Regional Affairs Minister Asuman Kiyingi told The EastAfrican that he was confident Mr Kuteesa would take the top job. “We have not received any formal protest from member countries,” said Mr Kiyingi. “The minister has held meetings with officials in Washington, DC, the UK, Canada and China and none has indicated otherwise.
“We are confident that Uganda will take the presidency.”
The petition by Change.org on the social networking website Facebook claims that Mr Kuteesa is unsuitable to become president of the UN — a largely ceremonial post — because of his support for Uganda’s controversial new legislation against homosexuality. Criticism has also centred on recent allegations of corruption against him.

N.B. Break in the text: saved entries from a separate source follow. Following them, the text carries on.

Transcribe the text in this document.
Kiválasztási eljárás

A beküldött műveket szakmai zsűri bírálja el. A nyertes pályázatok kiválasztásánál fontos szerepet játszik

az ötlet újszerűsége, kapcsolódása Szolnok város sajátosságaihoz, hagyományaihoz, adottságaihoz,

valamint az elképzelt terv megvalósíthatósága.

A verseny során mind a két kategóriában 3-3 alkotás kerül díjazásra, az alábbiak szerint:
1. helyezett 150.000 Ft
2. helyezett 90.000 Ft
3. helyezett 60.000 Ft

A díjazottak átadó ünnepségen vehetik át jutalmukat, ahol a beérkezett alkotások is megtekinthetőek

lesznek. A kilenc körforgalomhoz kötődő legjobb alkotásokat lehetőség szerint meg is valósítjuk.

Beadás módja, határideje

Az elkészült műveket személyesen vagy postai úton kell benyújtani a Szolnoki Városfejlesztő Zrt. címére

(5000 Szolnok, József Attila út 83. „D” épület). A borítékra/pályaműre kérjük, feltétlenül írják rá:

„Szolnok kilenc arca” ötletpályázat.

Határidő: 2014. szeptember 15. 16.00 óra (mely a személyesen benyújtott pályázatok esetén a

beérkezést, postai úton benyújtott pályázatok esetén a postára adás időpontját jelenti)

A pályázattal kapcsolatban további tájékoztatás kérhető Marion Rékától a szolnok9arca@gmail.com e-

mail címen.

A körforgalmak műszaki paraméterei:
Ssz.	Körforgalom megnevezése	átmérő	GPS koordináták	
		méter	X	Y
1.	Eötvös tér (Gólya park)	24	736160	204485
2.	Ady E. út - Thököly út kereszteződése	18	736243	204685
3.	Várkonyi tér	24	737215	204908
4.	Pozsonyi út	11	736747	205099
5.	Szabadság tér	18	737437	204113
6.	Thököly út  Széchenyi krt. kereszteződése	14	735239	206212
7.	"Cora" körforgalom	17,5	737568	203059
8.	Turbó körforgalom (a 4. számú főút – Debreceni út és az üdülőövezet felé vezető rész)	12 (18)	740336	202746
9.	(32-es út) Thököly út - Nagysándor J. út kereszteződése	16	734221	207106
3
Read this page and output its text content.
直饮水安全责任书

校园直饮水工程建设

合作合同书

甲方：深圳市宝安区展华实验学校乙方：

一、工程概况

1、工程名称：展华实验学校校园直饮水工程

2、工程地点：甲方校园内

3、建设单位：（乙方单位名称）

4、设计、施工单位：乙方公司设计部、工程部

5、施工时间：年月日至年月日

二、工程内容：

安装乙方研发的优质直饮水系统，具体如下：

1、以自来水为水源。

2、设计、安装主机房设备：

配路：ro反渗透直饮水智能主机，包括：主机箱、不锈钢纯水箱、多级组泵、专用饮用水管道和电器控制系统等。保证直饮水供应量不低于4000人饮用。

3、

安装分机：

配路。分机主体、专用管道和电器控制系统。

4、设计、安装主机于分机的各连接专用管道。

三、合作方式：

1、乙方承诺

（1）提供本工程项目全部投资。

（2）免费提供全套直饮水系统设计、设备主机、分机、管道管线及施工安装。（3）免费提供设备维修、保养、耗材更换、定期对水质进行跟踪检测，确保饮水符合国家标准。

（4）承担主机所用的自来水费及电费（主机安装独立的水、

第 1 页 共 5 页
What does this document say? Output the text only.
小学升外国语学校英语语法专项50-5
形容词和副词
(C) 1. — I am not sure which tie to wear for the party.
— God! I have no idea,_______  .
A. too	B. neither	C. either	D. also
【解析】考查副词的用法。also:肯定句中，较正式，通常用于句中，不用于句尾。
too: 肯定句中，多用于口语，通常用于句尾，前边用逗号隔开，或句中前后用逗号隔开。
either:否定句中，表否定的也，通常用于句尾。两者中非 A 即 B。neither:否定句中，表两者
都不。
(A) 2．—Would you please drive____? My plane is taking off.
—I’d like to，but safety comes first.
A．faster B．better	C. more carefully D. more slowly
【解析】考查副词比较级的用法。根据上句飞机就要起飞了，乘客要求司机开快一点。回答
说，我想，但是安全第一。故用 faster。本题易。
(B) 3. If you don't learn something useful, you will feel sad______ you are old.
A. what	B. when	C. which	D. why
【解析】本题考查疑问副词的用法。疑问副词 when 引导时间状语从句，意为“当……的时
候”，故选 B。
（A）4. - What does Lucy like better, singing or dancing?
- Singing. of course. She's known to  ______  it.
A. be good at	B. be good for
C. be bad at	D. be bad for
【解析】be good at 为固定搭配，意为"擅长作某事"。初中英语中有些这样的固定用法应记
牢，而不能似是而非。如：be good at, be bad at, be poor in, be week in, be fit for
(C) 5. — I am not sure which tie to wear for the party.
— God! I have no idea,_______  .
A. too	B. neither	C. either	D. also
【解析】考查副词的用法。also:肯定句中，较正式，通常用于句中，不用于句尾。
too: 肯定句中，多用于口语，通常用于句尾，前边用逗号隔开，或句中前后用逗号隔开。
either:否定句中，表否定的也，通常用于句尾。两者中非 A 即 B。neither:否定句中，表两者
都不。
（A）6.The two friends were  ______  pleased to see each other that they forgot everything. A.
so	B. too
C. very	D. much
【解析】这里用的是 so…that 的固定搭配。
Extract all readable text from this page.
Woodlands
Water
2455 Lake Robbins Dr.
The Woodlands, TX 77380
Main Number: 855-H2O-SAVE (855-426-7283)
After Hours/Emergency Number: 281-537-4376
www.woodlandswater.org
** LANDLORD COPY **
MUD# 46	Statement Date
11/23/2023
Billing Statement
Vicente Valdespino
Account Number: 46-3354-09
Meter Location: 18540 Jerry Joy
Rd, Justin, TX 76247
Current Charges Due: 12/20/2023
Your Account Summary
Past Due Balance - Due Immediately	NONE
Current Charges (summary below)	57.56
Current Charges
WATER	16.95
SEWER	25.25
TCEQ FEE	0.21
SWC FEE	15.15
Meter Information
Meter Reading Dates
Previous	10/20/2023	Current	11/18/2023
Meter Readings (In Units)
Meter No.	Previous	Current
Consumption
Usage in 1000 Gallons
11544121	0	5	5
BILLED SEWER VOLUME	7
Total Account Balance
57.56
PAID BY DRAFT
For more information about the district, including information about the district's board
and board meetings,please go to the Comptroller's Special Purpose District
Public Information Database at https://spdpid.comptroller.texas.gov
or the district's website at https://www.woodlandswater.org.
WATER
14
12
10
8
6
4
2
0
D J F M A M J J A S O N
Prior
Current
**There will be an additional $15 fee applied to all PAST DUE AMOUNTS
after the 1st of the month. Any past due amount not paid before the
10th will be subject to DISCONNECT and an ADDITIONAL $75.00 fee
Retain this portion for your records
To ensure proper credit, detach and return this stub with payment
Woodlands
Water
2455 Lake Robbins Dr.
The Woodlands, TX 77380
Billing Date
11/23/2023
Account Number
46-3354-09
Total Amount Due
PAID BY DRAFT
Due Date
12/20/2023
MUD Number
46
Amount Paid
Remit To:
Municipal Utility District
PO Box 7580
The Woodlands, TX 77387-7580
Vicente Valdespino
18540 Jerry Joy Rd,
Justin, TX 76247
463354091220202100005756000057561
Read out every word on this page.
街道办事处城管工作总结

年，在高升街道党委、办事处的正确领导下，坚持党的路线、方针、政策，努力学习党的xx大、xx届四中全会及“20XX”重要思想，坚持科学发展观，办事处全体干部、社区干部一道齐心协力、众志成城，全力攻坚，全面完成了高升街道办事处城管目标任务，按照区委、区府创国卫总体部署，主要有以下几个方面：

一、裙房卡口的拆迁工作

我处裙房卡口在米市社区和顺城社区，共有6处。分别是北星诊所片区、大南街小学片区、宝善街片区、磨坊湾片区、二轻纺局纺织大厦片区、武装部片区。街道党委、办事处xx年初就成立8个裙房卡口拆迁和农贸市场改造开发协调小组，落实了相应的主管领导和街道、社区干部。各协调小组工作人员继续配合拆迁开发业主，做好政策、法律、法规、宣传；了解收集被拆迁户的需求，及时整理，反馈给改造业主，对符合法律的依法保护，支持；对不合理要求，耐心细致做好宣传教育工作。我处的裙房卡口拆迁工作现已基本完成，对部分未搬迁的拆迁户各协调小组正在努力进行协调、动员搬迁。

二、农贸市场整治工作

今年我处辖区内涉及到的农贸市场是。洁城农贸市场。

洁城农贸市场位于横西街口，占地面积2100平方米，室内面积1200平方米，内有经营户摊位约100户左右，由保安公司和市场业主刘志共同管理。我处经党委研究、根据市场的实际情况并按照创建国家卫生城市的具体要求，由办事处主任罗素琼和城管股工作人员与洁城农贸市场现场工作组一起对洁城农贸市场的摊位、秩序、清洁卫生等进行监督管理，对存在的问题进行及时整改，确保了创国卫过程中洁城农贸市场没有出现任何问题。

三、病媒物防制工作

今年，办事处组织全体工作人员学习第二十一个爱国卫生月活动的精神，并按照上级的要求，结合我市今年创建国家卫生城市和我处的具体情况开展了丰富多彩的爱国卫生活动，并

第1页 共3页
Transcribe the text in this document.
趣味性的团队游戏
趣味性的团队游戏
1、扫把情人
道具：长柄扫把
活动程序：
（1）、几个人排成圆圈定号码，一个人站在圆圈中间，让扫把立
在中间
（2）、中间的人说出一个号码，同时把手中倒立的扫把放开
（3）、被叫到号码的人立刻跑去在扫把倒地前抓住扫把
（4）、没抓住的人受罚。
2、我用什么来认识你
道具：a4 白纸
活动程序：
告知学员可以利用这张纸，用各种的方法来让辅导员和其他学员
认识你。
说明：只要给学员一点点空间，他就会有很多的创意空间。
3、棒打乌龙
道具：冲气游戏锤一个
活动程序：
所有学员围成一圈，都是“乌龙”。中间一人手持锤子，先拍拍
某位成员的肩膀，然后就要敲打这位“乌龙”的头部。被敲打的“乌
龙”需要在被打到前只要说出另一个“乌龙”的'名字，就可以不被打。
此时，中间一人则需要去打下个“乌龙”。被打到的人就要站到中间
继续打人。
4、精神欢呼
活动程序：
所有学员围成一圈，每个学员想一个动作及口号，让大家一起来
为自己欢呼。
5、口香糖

Uganda has in the past two months engaged intense diplomatic campaigns aimed at improving its international relations with Western countries that had threatened to cut ties or aid over the anti-homosexuality law signed by President Yoweri Museveni in February.
The US, which made the loudest protest against the anti-gay law, is yet to pronounce itself on whether it will cut aid to Uganda. In March, it gave Uganda more military aid.
No aid cuts
In April, the 28 members of the European Union were in agreement that cutting aid to Uganda in the wake of the law was unnecessary and that other options should be explored to resolve the difference of opinion over it.
The UK has said it will not cut aid to Uganda while the World Bank, which had announced a $90million reduction of aid to the health sector in March, last month confirmed that it would give the country up to $500 million for development projects.
Countries such as Sweden, the Netherlands and Norway individually suspended aid to Uganda.
Besides equipping its heads of mission in Western capitals, ministers and all government officials travelling abroad with answers in relation to the anti-gay law, information indicates that the country is in the preliminary stages of assigning a British PR firm, BTP Advisers, to carry out a public relations campaign to bolster its image abroad.
The firm’s officials are said to have recently organised interviews for President Museveni with various media houses in London.
Although Minister for Information Rose Namayanja said the government had abandoned the idea of entering into such a contract, International Affairs Minister Okello Oryem last month told the Parliamentary Foreign Affairs Committee that Uganda was engaging a foreign firm to help bolster its image following its criminalisation of homosexuality.
BTP Adviser maintains it has no contract with Uganda but admits to having met government officials over the matter.
“No, we have not signed a contract of any kind,” said BTP Adviser official Mark Pursey. “We have met with representatives from the government in the past, but we have also met with representatives of many governments in the course of our business, both in London and elsewhere.”